Important Terminologies in Accounting
Purchase
In accounting terms, a purchase refers to the acquisition of goods or services from a supplier in exchange for payment. It is an essential business activity that allows companies to obtain the resources they need to operate and generate revenue.
Goods purchased with immediate payment of cash are called cash purchases. Goods purchased on credit are called credit purchases.
Purchase Returns
In accounting, a purchase return occurs when a buyer returns goods to the seller for a full or partial refund. This is essentially the opposite of a purchase, where the buyer receives goods and owes money to the seller. Purchase returns can happen for various reasons, such as:
- Damaged or defective goods: If the buyer receives goods that are damaged or defective, they can return them to the seller for a refund or replacement.
- Incorrect items: If the seller sends the wrong items to the buyer, the buyer can return them for the correct items or a refund.

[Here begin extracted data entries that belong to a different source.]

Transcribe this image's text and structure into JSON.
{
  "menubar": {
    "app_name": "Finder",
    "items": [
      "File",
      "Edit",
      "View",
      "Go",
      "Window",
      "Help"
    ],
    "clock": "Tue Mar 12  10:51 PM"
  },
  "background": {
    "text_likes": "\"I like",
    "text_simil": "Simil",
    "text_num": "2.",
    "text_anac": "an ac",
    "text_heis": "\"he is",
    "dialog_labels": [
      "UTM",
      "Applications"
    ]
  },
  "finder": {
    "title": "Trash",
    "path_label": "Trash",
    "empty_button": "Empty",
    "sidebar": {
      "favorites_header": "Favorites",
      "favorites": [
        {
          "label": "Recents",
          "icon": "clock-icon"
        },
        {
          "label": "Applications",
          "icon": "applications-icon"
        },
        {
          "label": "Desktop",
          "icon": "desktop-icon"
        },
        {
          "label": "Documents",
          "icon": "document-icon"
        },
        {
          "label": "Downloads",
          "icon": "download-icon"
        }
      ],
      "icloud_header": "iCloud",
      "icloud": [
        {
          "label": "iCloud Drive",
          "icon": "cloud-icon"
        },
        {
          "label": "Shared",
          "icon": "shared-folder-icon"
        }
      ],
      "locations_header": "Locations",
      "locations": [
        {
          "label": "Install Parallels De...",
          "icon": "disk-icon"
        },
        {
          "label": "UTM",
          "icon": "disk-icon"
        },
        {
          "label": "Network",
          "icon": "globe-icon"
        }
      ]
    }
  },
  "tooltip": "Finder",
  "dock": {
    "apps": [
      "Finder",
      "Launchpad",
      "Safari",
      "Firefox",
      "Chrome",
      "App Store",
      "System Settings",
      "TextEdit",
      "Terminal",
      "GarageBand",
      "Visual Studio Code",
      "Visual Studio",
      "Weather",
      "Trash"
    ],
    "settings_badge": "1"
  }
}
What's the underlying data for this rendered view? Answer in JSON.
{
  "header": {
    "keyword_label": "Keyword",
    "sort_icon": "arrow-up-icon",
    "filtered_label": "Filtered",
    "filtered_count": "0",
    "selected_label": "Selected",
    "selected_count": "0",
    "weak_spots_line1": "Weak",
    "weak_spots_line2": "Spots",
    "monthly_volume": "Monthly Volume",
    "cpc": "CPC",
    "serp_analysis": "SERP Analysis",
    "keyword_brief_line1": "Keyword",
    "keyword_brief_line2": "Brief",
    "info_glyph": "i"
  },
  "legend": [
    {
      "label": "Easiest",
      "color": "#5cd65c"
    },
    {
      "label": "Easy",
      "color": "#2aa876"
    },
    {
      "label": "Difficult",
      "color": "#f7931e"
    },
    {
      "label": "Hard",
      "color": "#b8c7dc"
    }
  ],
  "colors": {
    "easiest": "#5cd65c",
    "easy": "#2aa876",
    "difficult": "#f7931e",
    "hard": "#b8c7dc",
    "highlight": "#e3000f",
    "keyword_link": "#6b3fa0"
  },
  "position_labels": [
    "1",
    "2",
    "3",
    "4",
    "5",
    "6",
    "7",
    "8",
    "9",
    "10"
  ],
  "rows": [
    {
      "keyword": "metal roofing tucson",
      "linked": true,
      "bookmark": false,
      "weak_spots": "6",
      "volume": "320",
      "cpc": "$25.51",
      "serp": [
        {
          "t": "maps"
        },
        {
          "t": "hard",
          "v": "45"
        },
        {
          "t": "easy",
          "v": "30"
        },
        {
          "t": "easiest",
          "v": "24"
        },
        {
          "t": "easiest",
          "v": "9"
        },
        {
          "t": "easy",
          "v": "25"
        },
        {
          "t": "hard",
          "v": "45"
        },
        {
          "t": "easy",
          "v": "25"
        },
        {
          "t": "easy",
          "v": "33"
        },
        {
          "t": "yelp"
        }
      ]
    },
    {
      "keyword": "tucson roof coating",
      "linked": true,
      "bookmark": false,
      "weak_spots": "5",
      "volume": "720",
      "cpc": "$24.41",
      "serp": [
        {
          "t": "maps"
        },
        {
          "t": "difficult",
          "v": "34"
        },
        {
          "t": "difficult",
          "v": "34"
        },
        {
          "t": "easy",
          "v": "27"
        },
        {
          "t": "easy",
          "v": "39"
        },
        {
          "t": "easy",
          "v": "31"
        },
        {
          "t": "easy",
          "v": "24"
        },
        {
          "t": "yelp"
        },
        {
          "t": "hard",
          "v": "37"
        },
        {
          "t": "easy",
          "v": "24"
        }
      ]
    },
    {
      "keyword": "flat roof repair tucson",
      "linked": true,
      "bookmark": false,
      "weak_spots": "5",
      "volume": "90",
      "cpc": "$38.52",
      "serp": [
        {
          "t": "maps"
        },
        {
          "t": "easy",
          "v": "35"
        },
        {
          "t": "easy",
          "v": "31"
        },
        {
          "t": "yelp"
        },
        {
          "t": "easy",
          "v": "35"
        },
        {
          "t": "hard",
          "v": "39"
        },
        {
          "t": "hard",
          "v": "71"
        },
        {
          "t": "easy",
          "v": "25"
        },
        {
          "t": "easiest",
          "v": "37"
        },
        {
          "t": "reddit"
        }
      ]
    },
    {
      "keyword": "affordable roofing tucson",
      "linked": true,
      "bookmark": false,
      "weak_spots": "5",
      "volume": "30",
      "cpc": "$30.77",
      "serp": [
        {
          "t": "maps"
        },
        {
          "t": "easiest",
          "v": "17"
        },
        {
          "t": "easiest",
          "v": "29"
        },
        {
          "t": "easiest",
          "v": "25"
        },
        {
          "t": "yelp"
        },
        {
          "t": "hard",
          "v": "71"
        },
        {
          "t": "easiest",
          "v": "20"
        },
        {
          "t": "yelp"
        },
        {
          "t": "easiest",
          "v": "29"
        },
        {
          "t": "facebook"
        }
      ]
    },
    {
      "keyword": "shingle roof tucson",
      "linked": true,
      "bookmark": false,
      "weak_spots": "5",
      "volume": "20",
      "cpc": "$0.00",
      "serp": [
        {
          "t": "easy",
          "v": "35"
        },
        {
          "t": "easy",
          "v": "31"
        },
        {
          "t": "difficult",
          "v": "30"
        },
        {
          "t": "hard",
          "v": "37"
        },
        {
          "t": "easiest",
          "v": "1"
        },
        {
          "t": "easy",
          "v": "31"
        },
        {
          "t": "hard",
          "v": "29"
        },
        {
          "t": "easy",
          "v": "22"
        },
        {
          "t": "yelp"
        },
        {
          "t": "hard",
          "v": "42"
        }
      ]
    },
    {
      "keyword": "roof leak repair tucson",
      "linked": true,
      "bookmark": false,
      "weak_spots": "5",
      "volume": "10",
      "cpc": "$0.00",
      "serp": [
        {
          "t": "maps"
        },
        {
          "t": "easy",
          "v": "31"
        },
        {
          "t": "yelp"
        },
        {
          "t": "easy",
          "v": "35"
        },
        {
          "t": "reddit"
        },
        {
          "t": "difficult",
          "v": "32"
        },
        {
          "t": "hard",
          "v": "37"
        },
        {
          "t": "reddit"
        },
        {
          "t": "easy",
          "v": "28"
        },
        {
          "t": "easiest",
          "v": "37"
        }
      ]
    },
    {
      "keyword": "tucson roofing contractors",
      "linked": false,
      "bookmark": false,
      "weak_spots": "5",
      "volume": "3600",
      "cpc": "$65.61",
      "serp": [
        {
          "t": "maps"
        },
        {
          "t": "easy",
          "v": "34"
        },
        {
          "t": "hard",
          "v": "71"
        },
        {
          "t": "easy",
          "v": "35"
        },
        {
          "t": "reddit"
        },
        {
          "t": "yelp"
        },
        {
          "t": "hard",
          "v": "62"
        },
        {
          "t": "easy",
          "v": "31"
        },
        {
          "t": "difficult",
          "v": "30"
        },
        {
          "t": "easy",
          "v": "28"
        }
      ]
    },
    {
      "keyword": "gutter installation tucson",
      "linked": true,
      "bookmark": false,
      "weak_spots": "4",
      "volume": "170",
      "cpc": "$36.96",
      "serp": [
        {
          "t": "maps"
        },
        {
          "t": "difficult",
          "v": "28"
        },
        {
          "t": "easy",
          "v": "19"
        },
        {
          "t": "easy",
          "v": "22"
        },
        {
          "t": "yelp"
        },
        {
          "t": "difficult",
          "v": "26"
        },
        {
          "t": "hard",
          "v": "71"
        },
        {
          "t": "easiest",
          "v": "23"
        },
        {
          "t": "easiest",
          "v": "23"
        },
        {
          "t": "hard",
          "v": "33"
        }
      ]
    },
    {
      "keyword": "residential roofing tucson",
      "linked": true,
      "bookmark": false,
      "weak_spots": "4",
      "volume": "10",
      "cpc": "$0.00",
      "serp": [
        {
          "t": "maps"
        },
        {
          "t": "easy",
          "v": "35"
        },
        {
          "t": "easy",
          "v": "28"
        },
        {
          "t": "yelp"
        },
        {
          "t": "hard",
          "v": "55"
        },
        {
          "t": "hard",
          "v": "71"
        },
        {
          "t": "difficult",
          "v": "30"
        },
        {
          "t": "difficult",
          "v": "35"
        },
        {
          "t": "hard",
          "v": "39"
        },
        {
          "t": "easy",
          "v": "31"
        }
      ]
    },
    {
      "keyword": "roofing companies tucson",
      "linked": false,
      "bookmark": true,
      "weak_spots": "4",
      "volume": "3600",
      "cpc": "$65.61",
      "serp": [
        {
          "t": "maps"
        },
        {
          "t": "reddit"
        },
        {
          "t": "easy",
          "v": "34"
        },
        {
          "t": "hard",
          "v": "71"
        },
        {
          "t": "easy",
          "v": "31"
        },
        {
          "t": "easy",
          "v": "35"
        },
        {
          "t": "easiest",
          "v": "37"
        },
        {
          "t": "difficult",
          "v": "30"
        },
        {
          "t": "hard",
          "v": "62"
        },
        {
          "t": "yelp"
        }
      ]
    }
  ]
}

- Unwanted items: The buyer may simply decide they no longer want the items they purchased and return them for a refund, depending on the seller’s return policy.
Sales
Sales are the number of goods that businesses sell. When businesses receive immediate payment, it’s called cash sales. If they sell on credit, it’s called credit sales.
Sales Returns
In accounting, a sales return refers to a situation where a customer returns goods or services that they previously purchased from a business. This can happen for various reasons, such as:
- Defective product: The product is damaged or malfunctioning.
- Unsatisfactory quality: The product doesn’t meet the customer’s expectations.
- Wrong item: The customer received the wrong product by mistake.
- Change of mind: The customer simply decides they no longer want the product.
Debtor
A debtor, in accounting terms, is an individual or entity that owes money to another party. This means they have received goods or services and have not yet paid for them, or they have borrowed money and have not yet repaid it.
Important Terminologies in Accounting
Creditor
A creditor is an individual or entity who provides benefit without receiving immediate payment for the same, and who will claim the payment in future, is called creditor.
Stock
Stock refers to the unsold goods, raw material, etc,. that lie with the business are collectively known as stock.
Transaction
A transaction is a business activity involving the transfer of money or money’s worth between two accounts. There are two types of transactions.
Cash Transactions: A cash transaction is when money is given or received in the form of cash right away.
Credit Transactions: When you make a credit transaction, you enjoy the benefits right away but pay the money later.